Patience is still a virtue

Whether you’re aware of it or not, I’m certain you’ve heard Nikolai Rimsky-Korsakov’s “Flight of the Bumblebee” at some point in your life. There are many days when it feels like my brain operates in perfect synchronicity with the orchestral interlude. My mother always jokes that I 8-20 Page 4A.inddhave “flight of ideas” but I don’t think it is much of a stretch some days.

I wish I could count the number of ideas that flutter through my mind in any given period of time. And I tell you this only because I have had about 10 different thoughts upon which to base my column this week, and I was thinking it would be neat if I could arrange them all into some type of cohesive, wordsmithed casserole. The busier and more overwhelmed I am, the more the ideas pour forth like a rush of water escaping the confines of its dam.

For the sake of time and holding your interest, I suppose I need to focus on one idea and move forward. Here we go: It is difficult to teach children the value of patience, waiting and working toward something, when we live in a society that is inundated with opportunities for instant gratification.

One of the greatest parts of the Christmas season when I was a child was the promise of seeing my favorite Christmas cartoons (for lack of a better word) that ran on television only once a year. Rudolph, Frosty the Snowman, A Charlie Brown Christmas and how The Grinch Stole Christmas were among my favorites.

As a child, I distinctly remember scouring the pages of the TV Guide that was included in Sunday’s newspaper so I would know the exact date and time these specials would air on television. If I missed Rudolph on the day and time it aired, I had to wait until next year, because there wasn’t a DVR and the program wasn’t syndicated on multiple channels.

Today we can walk into any Wal-Mart and find DVD copies of these Christmas classics to watch year–round. Just pop the disc of Frosty the Snowman into the DVD player and, voila, it is Christmas in July. While I appreciate the accessibility technological advances have allowed us, in many ways I also believe that it has stunted our growth in other areas — like learning and practicing patience.

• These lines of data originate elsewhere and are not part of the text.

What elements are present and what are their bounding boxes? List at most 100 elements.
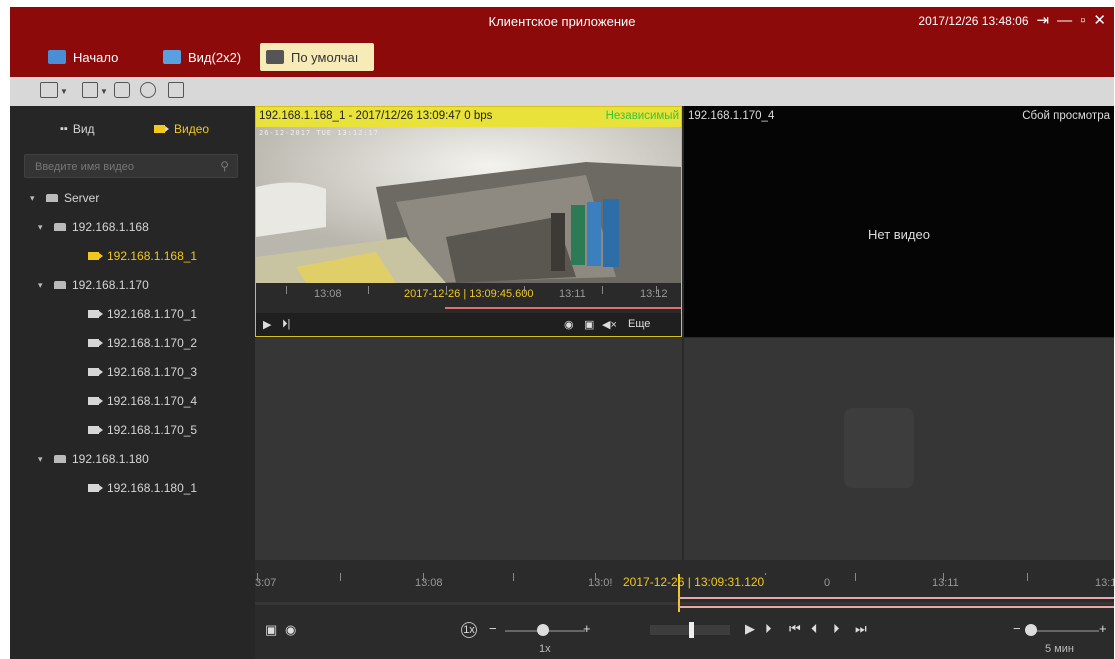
placeholder-watermark xyxy=(844,408,914,488)
timeline-label: 13:0! xyxy=(588,577,613,589)
timeline-tick xyxy=(513,573,514,581)
tree-item-camera[interactable]: 192.168.1.168_1 xyxy=(88,246,197,266)
camera-snapshot-icon[interactable] xyxy=(114,82,130,98)
pane-timeline[interactable]: 13:08 2017-12-26 | 13:09:45.600 13:11 13… xyxy=(256,283,681,313)
playback-controls: ▣ ◉ 1x − + 1x ▶ ⏵ ⏮ ⏴ ⏵ ⏭ − + 5 мин xyxy=(255,612,1114,659)
search-icon[interactable]: ⚲ xyxy=(220,159,229,173)
server-icon xyxy=(46,194,58,202)
skip-forward-icon[interactable]: ⏭ xyxy=(855,621,867,637)
main-timeline[interactable]: 3:07 13:08 13:0! 2017-12-26 | 13:09:31.1… xyxy=(255,560,1114,612)
snapshot-icon[interactable]: ▣ xyxy=(584,318,594,331)
tree-item-label: 192.168.1.170_4 xyxy=(107,394,198,408)
prev-frame-icon[interactable]: ⏴ xyxy=(811,621,818,637)
tree-item-device[interactable]: ▾ 192.168.1.180 xyxy=(38,449,149,469)
tab-view-2x2[interactable]: Вид(2x2) xyxy=(157,43,247,71)
logout-icon[interactable]: ⇥ xyxy=(1037,13,1050,29)
timeline-tick xyxy=(1027,573,1028,581)
range-slider-track[interactable] xyxy=(1029,630,1099,632)
pane-divider xyxy=(682,106,684,560)
search-input[interactable] xyxy=(33,155,217,179)
timeline-label: 13:08 xyxy=(314,288,342,300)
timeline-tick xyxy=(368,286,369,294)
pane-status: Сбой просмотра xyxy=(1022,110,1110,122)
step-forward-icon[interactable]: ⏵ xyxy=(765,621,772,637)
tab-sidebar-video[interactable]: Видео xyxy=(154,122,209,136)
chevron-down-icon[interactable]: ▼ xyxy=(100,87,108,96)
pane-controls: ▶ ⏵| ◉ ▣ ◀× Еще xyxy=(256,313,681,336)
title-bar: Клиентское приложение 2017/12/26 13:48:0… xyxy=(10,7,1114,37)
volume-handle[interactable] xyxy=(689,622,694,638)
tree-item-server[interactable]: ▾ Server xyxy=(30,188,99,208)
speed-slider-knob[interactable] xyxy=(537,624,549,636)
tree-item-label: 192.168.1.170_2 xyxy=(107,336,198,350)
timeline-label: 13:11 xyxy=(932,577,959,589)
tree-item-camera[interactable]: 192.168.1.170_1 xyxy=(88,304,197,324)
layout-grid-icon[interactable] xyxy=(82,82,98,98)
video-pane-2[interactable]: 192.168.1.170_4 Сбой просмотра Нет видео xyxy=(684,106,1114,337)
search-box: ⚲ xyxy=(24,154,238,179)
video-camera-icon xyxy=(88,426,103,434)
tree-item-camera[interactable]: 192.168.1.170_5 xyxy=(88,420,197,440)
speed-decrease-button[interactable]: − xyxy=(489,621,497,636)
pane-title: 192.168.1.168_1 - 2017/12/26 13:09:47 0 … xyxy=(259,110,493,122)
range-slider-knob[interactable] xyxy=(1025,624,1037,636)
maximize-button[interactable]: ▫ xyxy=(1080,13,1085,29)
snapshot-icon[interactable]: ▣ xyxy=(265,622,277,638)
layout-single-icon[interactable] xyxy=(40,82,58,98)
timeline-label: 3:07 xyxy=(255,577,277,589)
video-camera-icon xyxy=(88,397,103,405)
mute-icon[interactable]: ◀× xyxy=(602,318,617,331)
zoom-out-button[interactable]: − xyxy=(1013,621,1021,636)
playback-mode: Независимый xyxy=(605,110,679,122)
chevron-down-icon[interactable]: ▼ xyxy=(60,87,68,96)
grid-icon: ▪▪ xyxy=(60,123,68,135)
tree-item-camera[interactable]: 192.168.1.170_4 xyxy=(88,391,197,411)
record-icon[interactable]: ◉ xyxy=(285,622,296,638)
skip-back-icon[interactable]: ⏮ xyxy=(789,621,801,637)
tree-item-device[interactable]: ▾ 192.168.1.170 xyxy=(38,275,149,295)
speed-increase-button[interactable]: + xyxy=(583,621,591,636)
tree-item-camera[interactable]: 192.168.1.170_2 xyxy=(88,333,197,353)
tree-item-label: 192.168.1.170 xyxy=(72,278,149,292)
video-camera-icon xyxy=(88,368,103,376)
step-forward-icon[interactable]: ⏵| xyxy=(282,318,290,331)
tab-home-label: Начало xyxy=(73,49,119,65)
timeline-tick xyxy=(602,286,603,294)
video-frame[interactable]: 26-12-2017 TUE 13:12:17 xyxy=(256,127,681,283)
pane-divider xyxy=(255,337,1114,338)
tree-item-device[interactable]: ▾ 192.168.1.168 xyxy=(38,217,149,237)
next-frame-icon[interactable]: ⏵ xyxy=(833,621,840,637)
close-button[interactable]: ✕ xyxy=(1093,13,1106,29)
play-icon[interactable]: ▶ xyxy=(263,318,271,331)
wheel-icon[interactable] xyxy=(140,82,156,98)
tree-item-label: 192.168.1.168_1 xyxy=(107,249,198,263)
more-button[interactable]: Еще xyxy=(628,318,650,330)
toolbar: ▼ ▼ xyxy=(10,77,1114,106)
timeline-lane xyxy=(255,602,1114,605)
tab-sidebar-view[interactable]: ▪▪ Вид xyxy=(60,122,95,136)
fullscreen-icon[interactable] xyxy=(168,82,184,98)
chevron-down-icon[interactable]: ▾ xyxy=(38,280,48,291)
tree-item-camera[interactable]: 192.168.1.170_3 xyxy=(88,362,197,382)
play-icon[interactable]: ▶ xyxy=(745,621,755,637)
tree-item-label: Server xyxy=(64,191,100,205)
record-icon[interactable]: ◉ xyxy=(564,318,574,331)
tree-item-label: 192.168.1.170_1 xyxy=(107,307,198,321)
video-camera-icon xyxy=(88,252,103,260)
video-pane-4[interactable] xyxy=(684,338,1114,560)
minimize-button[interactable]: — xyxy=(1057,13,1072,29)
video-pane-1[interactable]: 192.168.1.168_1 - 2017/12/26 13:09:47 0 … xyxy=(255,106,682,337)
video-pane-3[interactable] xyxy=(255,338,683,560)
zoom-in-button[interactable]: + xyxy=(1099,621,1107,636)
chevron-down-icon[interactable]: ▾ xyxy=(38,454,48,465)
tree-item-label: 192.168.1.170_5 xyxy=(107,423,198,437)
chevron-down-icon[interactable]: ▾ xyxy=(30,193,40,204)
speed-badge[interactable]: 1x xyxy=(461,622,477,638)
chevron-down-icon[interactable]: ▾ xyxy=(38,222,48,233)
tree-item-camera[interactable]: 192.168.1.180_1 xyxy=(88,478,197,498)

It is difficult to teach children that there are special things in life worth waiting for when our society offers these things instantly with one stroke of a key, one click of a mouse or a push of the play button on the DVR. I want my daughters to learn that there are thing in life worth waiting for, and that there is great value in working hard for the things we want most.

Know that I am not a perfect parent by any stretch of the imagination, but I try diligently to instill in my daughters those values that were passed on to me by my mom and grandparents. To this end, I make it a point to say “no” even when I would really like to say “yes” or indulge my girls in something they want immediately.

I’ve learned to be perfectly OK with them thinking that I am “mean” when I enforce boundaries, because I hold on to the hope that they will appreciate the structure when they are mothers. “No” is not a bad word. Neither is “not today” or “not right now.”

Most of us parents want our children to be happy. Many of us want to give them all the things we didn’t have when we were children. Part of helping our children become happy, well-adjusted adults is teaching them when they are young that there are limits.

Despite the fact we live in a world where everything is so easily accessible and with lightning-fast speed, patience is a virtue worth practicing because there are still some things in life — like love and friendships — that take time to develop and nurture and should be prized as something special that comes along only once a season.